Frontier risk and preparedness
OpenAI is making efforts to minimize the risks associated with the advancement of artificial intelligence (AI) models. They have formed a new team called Preparedness, led by Aleksander Madry, which will focus on capability assessment, evaluations, and internal red teaming for frontier models. This includes models being developed in the near future as well as those with AGI-level capabilities. The team's mission is to track, evaluate, forecast and protect against catastrophic risks in various categories including individualized persuasion, cybersecurity, CBRN threats (chemical, biological, radiological, and nuclear), and autonomous replication and adaptation.
In addition to risk assessment and protection, the Preparedness team will also develop a Risk-Informed Development Policy (RDP). The RDP will outline the approach to rigorous evaluations and monitoring of frontier models, as well as establish a governance structure for accountability and oversight throughout the development process. This policy will complement OpenAI's existing risk mitigation work in order to enhance the safety and alignment of highly capable systems before and after deployment.
Frontier Model Forum updates
The World Economic Forum, along with philanthropic partners, is launching a new AI Safety Fund to support independent researchers from academic institutions, research institutes, and startups around the world. This fund, initially supported by contributions from Anthropic, Google, Microsoft, and OpenAI, as well as philanthropic partners, is estimated to have initial funding of over $10 million. The purpose of this fund is to facilitate research and development in the field of AI safety, as AI technology continues to advance rapidly. The primary focus of the fund will be on developing new model evaluations and techniques for testing potentially dangerous capabilities of frontier systems. The aim is to raise safety and security standards and provide insights into the mitigations and controls necessary to address the challenges posed by AI systems. The fund will soon issue a call for proposals, and it will be administered by Meridian Institute with the support of an advisory committee comprising independent experts, AI company representatives, and individuals experienced in grantmaking.

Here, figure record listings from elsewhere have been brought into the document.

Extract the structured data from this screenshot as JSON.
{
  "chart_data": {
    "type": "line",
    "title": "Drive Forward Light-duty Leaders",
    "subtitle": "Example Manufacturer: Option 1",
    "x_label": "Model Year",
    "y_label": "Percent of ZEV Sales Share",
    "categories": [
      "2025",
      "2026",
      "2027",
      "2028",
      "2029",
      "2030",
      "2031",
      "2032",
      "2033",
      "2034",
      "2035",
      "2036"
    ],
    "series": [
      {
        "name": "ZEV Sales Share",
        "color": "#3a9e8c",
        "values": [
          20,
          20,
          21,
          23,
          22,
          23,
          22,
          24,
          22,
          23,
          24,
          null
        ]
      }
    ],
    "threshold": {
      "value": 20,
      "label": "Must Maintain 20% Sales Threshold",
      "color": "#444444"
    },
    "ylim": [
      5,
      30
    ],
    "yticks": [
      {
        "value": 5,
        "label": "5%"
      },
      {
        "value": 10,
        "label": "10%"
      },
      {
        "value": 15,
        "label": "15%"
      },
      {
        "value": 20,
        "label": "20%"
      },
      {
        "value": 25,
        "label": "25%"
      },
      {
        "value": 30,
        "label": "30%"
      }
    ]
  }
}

DALL·E 3 is now available in ChatGPT Plus and Enterprise
OpenAI has implemented safety measures to limit the generation of potentially harmful or inappropriate content by its language model, DALL·E 3. The company employs a multi-tiered safety system and conducts safety checks on user prompts and resulting images before they are made available. OpenAI has also collaborated with early users and experts to identify and address gaps in its safety systems, particularly in relation to graphic or misleading content. In preparation for wide deployment, steps have been taken to reduce the likelihood of generating content imitating living artists or public figures, as well as to improve demographic representation in the generated images. OpenAI encourages user feedback to further enhance the system's safety and accuracy. The company is also researching and evaluating a provenance classifier—a tool that can identify if an image was generated by DALL·E 3 with high accuracy, even when the image has been modified. However, further collaboration is needed across the AI industry to develop techniques that can help identify AI-generated audio or visual content.